A completely different approach to derive new facts from quantified clauses is the DPLL(\(\Gamma \)) calculus [4]. This approach combines the superposition calculus tightly with the DPLL(\(\mathcal {T}\)) framework. Literals decided by the DPLL engine are used in the superposition solver to derive new quantified clauses. When the superposition solver finds a conflict, it can build by collecting all ground equalities used to derive the conflict. DPLL(\(\Gamma \)) can also propagate new ground literals using quantified clauses. While the approach is much more powerful and can even detect conflicts involving several clauses, this comes at the price of memory overhead. The superposition solver can propagate an arbitrary number of derived clauses when searching for conflicts. This is in contrast to the DPLL(\(\mathcal {T}\)) framework where only a detected conflict triggers learning a new clause.

7 Conclusion and Future Work

We presented a new approach to find conflicting and unit-propagating instances of quantified formulas. The basic idea is to split this search in a part that searches for ground terms that are congruent to the quantified terms in a clause, and then evaluate the instances with the use of these terms before creating them. For the first part, we use E-matching, which can be implemented in an incremental way and avoids duplicating work when the E-graph changes. The evaluation can be done per literal such that the method can also detect instances that propagate literals on both known and new terms. The presented method has been implemented in the SMT solver SMTInterpol. We showed that by only producing conflicting and unit-propagating instances we can solve more benchmarks than by producing all instances found by E-matching. We also showed that the overhead to find these conflicting instances is small enough to run it in an eager setting before every decision. Therefore, we can tightly integrate quantifier reasoning in the DPLL(\(\mathcal {T}\)) framework. We believe that the method can easily be implemented into other solvers using E-matching based instantiation, since E-matching can already report the equivalent terms needed for evaluating instances.

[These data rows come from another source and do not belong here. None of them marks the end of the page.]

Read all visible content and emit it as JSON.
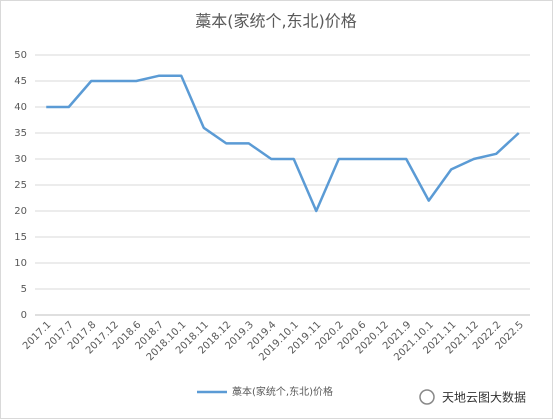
{
  "chart_data": {
    "type": "line",
    "title": "藁本(家统个,东北)价格",
    "categories": [
      "2017.1",
      "2017.7",
      "2017.8",
      "2017.12",
      "2018.6",
      "2018.7",
      "2018.10.1",
      "2018.11",
      "2018.12",
      "2019.3",
      "2019.4",
      "2019.10.1",
      "2019.11",
      "2020.2",
      "2020.6",
      "2020.12",
      "2021.9",
      "2021.10.1",
      "2021.11",
      "2021.12",
      "2022.2",
      "2022.5"
    ],
    "series": [
      {
        "name": "藁本(家统个,东北)价格",
        "color": "#5b9bd5",
        "values": [
          40,
          40,
          45,
          45,
          45,
          46,
          46,
          36,
          33,
          33,
          30,
          30,
          20,
          30,
          30,
          30,
          30,
          22,
          28,
          30,
          31,
          35
        ]
      }
    ],
    "ylim": [
      0,
      50
    ],
    "yticks": [
      0,
      5,
      10,
      15,
      20,
      25,
      30,
      35,
      40,
      45,
      50
    ],
    "grid": true,
    "legend": "bottom",
    "watermark": "天地云图大数据"
  }
}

We also presented some extensions to the theory of linear arithmetic, and plan to extend the method further. For instance, with a solver for the theory of equality that supports offset equalities [6], literals such as \(f(x) = g(x+1)\) can easily be evaluated as described in Sect. 4.

The method is incomplete and must be complemented with a method that checks the model once all literals are assigned a truth value by the DPLL engine. This complementary method can have a strong influence on our presented method, in particular, if it creates many new terms. We plan to implement a version of model-based quantifier instantiation [8] in the future.

We also plan to implement a version of our method that does not create new literals for conflicting instances at all. Instead of creating the conflicting instance, it creates the clause with the existing equivalent literals enriched by the equality literals from the E-graph that were needed to prove the equivalence. Currently the quantifier solver has to wait for the congruence closure to prove that the conflicting instance is a conflict clause. We also expect that this approach keeps the E-graph small by not creating many congruent terms.